AI-driven biotech startup Proxima has raised US$80 million in seed funding to accelerate the development of drugs that modulate protein-to-protein interactions.

The financing round was led by Data Collective Venture Capital, with participation from NVIDIA’s (NASDAQ:NVDA) venture arm NVentures, Roivant Sciences, Braidwell, and a group of strategic and institutional investors.

Alongside the funding, the company announced it has rebranded from VantAI to Proxima to reflect its focus on proximity-based therapeutics.

These medicines aim to modulate interactions between proteins rather than simply switching a single protein on or off, an approach that researchers believe could open the door to treating diseases that have historically been difficult to address with conventional drugs.

Proximity-based drugs include modalities such as molecular glues and PROTACs, which have gained attention in recent years for their potential to target so-called “undruggable” proteins.

Despite their promise, progress in the field has been slowed by limited structural data and challenges in designing compounds that reliably influence protein–protein interactions.

“Proximity-based medicines represent one of the most powerful new ways to treat disease, but progress has been constrained by a lack of structural data and accurate design tools,” Proxima’s co-founder and chief executive officer Zachary Carpenter said in the company’s press release.

Protein–protein interactions govern nearly all biological processes, yet only a small fraction of these interactions have been structurally characterized.

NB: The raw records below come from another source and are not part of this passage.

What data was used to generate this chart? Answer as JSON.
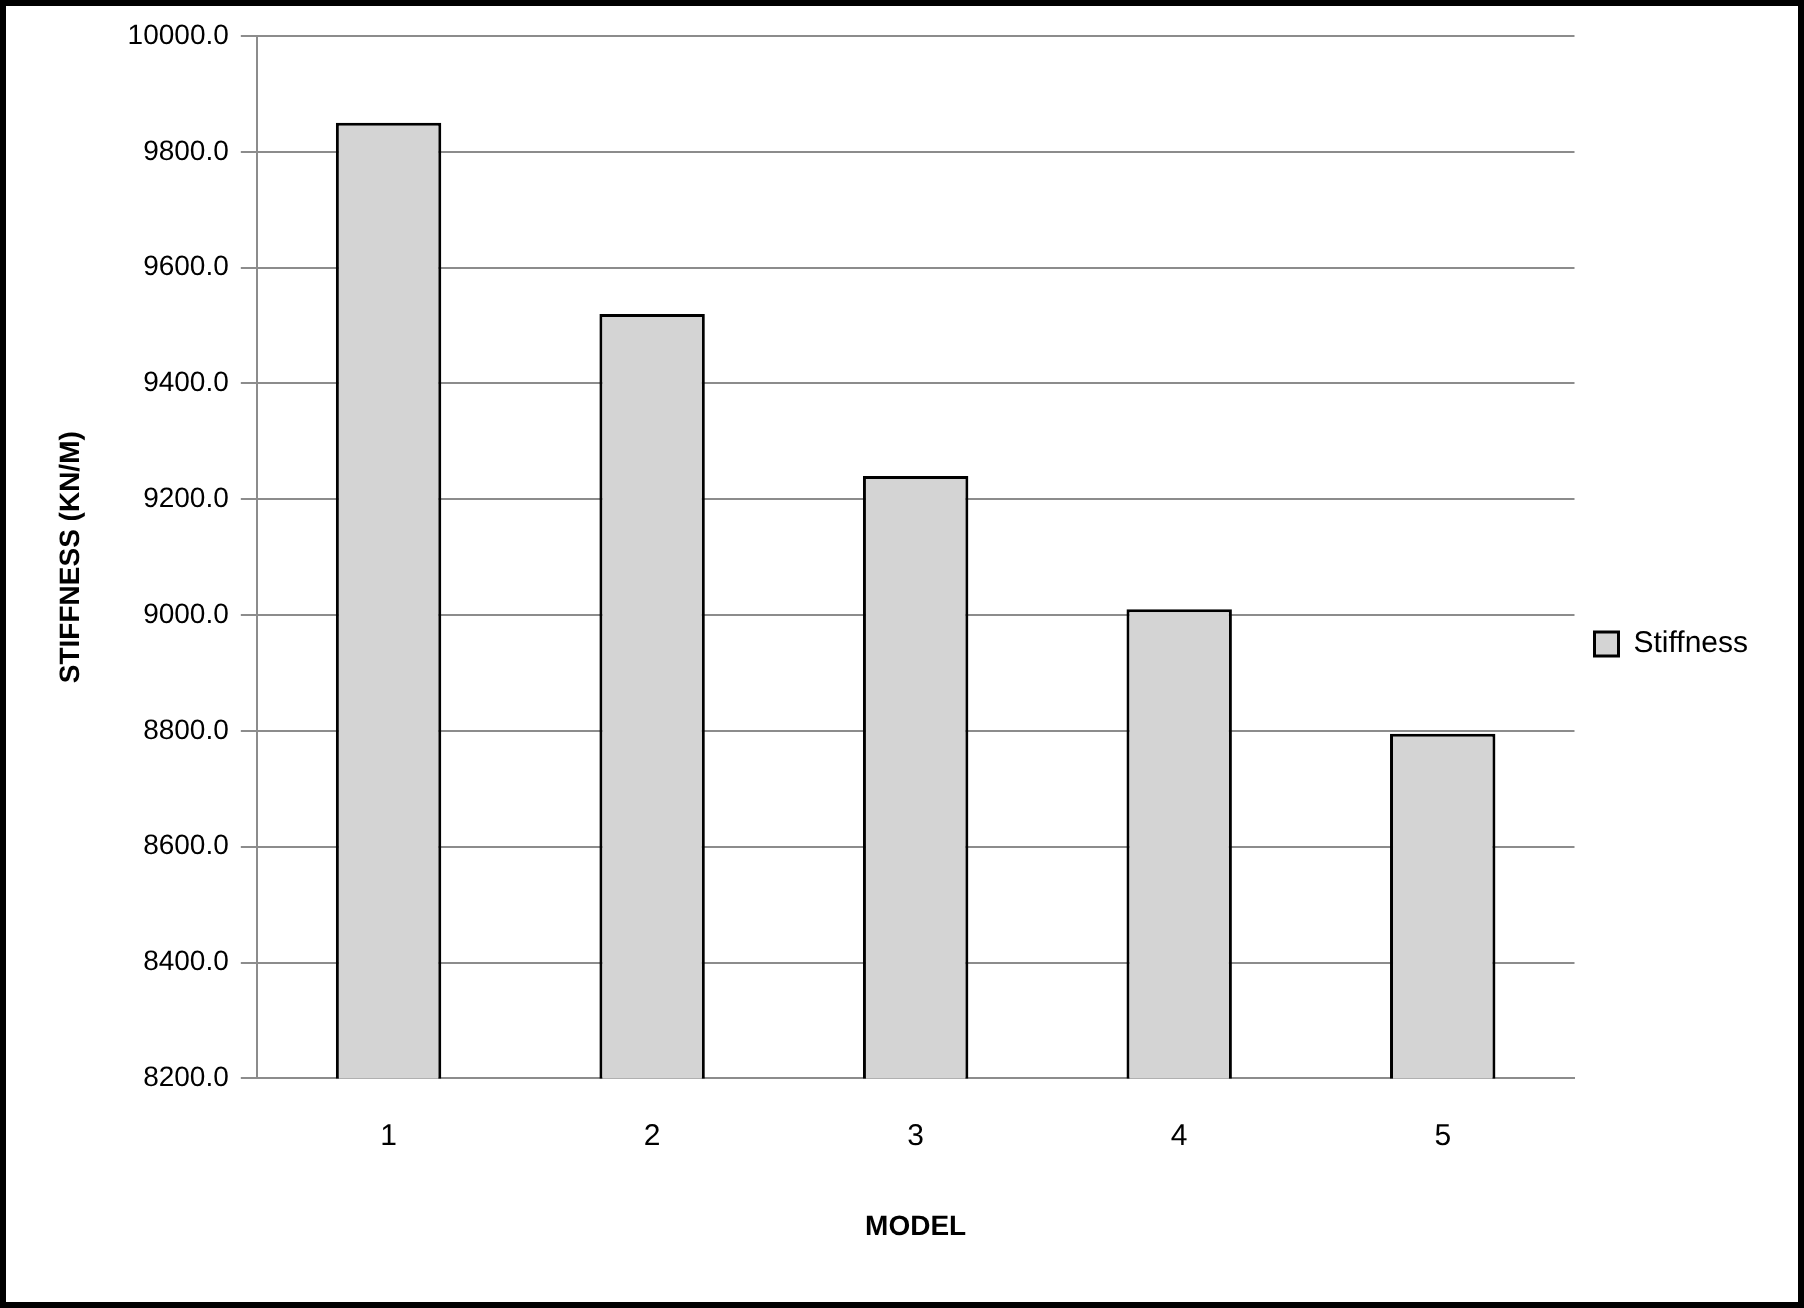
{
  "chart_data": {
    "type": "bar",
    "xlabel": "MODEL",
    "ylabel": "STIFFNESS (KN/M)",
    "categories": [
      "1",
      "2",
      "3",
      "4",
      "5"
    ],
    "series": [
      {
        "name": "Stiffness",
        "color": "#d4d4d4",
        "values": [
          9850,
          9520,
          9240,
          9010,
          8795
        ]
      }
    ],
    "ylim": [
      8200,
      10000
    ],
    "yticks": [
      {
        "value": 8200,
        "label": "8200.0"
      },
      {
        "value": 8400,
        "label": "8400.0"
      },
      {
        "value": 8600,
        "label": "8600.0"
      },
      {
        "value": 8800,
        "label": "8800.0"
      },
      {
        "value": 9000,
        "label": "9000.0"
      },
      {
        "value": 9200,
        "label": "9200.0"
      },
      {
        "value": 9400,
        "label": "9400.0"
      },
      {
        "value": 9600,
        "label": "9600.0"
      },
      {
        "value": 9800,
        "label": "9800.0"
      },
      {
        "value": 10000,
        "label": "10000.0"
      }
    ],
    "grid": "y",
    "legend": "right"
  }
}
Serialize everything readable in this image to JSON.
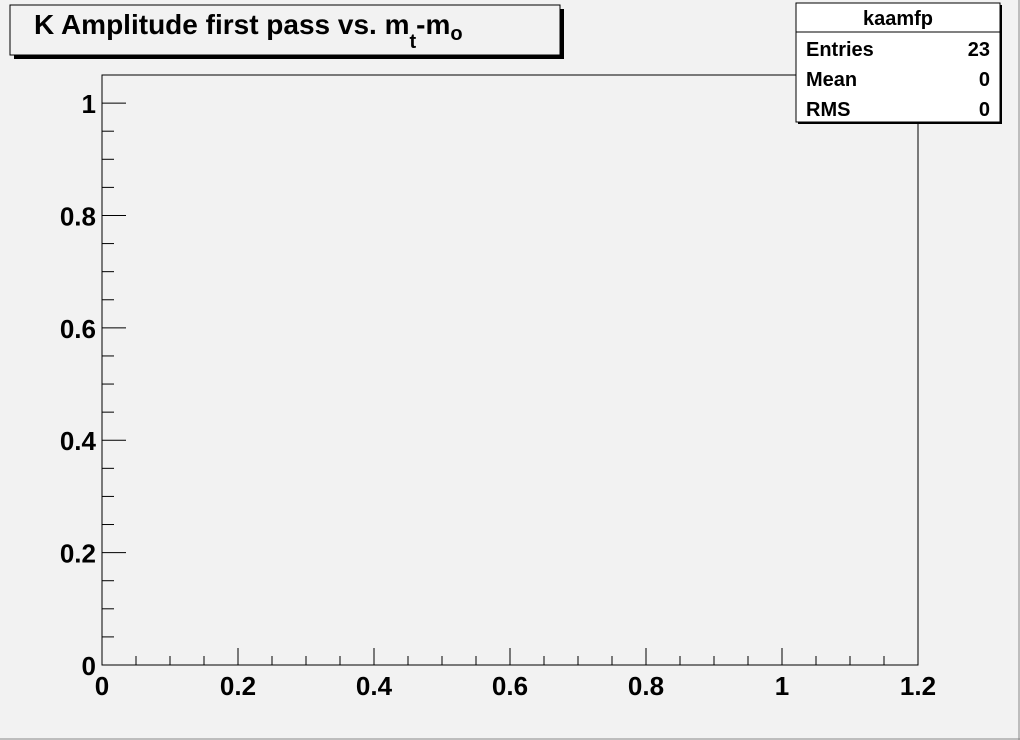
{
  "chart_data": {
    "type": "histogram",
    "title": [
      "K Amplitude first pass vs. m",
      "t",
      "-m",
      "o"
    ],
    "stats": {
      "name": "kaamfp",
      "rows": [
        [
          "Entries",
          23
        ],
        [
          "Mean",
          0
        ],
        [
          "RMS",
          0
        ]
      ]
    },
    "xlim": [
      0,
      1.2
    ],
    "xticks": [
      0,
      0.2,
      0.4,
      0.6,
      0.8,
      1,
      1.2
    ],
    "xminorticks": [
      0.05,
      0.1,
      0.15,
      0.25,
      0.3,
      0.35,
      0.45,
      0.5,
      0.55,
      0.65,
      0.7,
      0.75,
      0.85,
      0.9,
      0.95,
      1.05,
      1.1,
      1.15
    ],
    "ylim": [
      0,
      1.05
    ],
    "yticks": [
      0,
      0.2,
      0.4,
      0.6,
      0.8,
      1
    ],
    "yminorticks": [
      0.05,
      0.1,
      0.15,
      0.25,
      0.3,
      0.35,
      0.45,
      0.5,
      0.55,
      0.65,
      0.7,
      0.75,
      0.85,
      0.9,
      0.95,
      1.05
    ],
    "color": "#000000"
  }
}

Through its NeoLink data-generation technology, Proxima is aiming to create a data foundation that would support rational drug design across a wide range of proximity-based therapeutic approaches.

This data is then paired with Proxima’s Neo series of AI models, which the company says enables end-to-end discovery and development of proximity-modulating small molecules to improve safety profiles and shorten development timelines.

The company has already established partnerships with major pharmaceutical players, including Johnson & Johnson (NYSE:JNJ), Bristol-Myers Squibb (NYSE:BMY), and Blueprint Medicines, which was acquired by Sanofi (NASDAQ:SNY) last year.

Proxima said multiple co-developed programs with partners are advancing toward the clinic, with the first expected to enter clinical trials in 2026.

Securities Disclosure: I, Giann Liguid, hold no direct investment interest in any company mentioned in this article.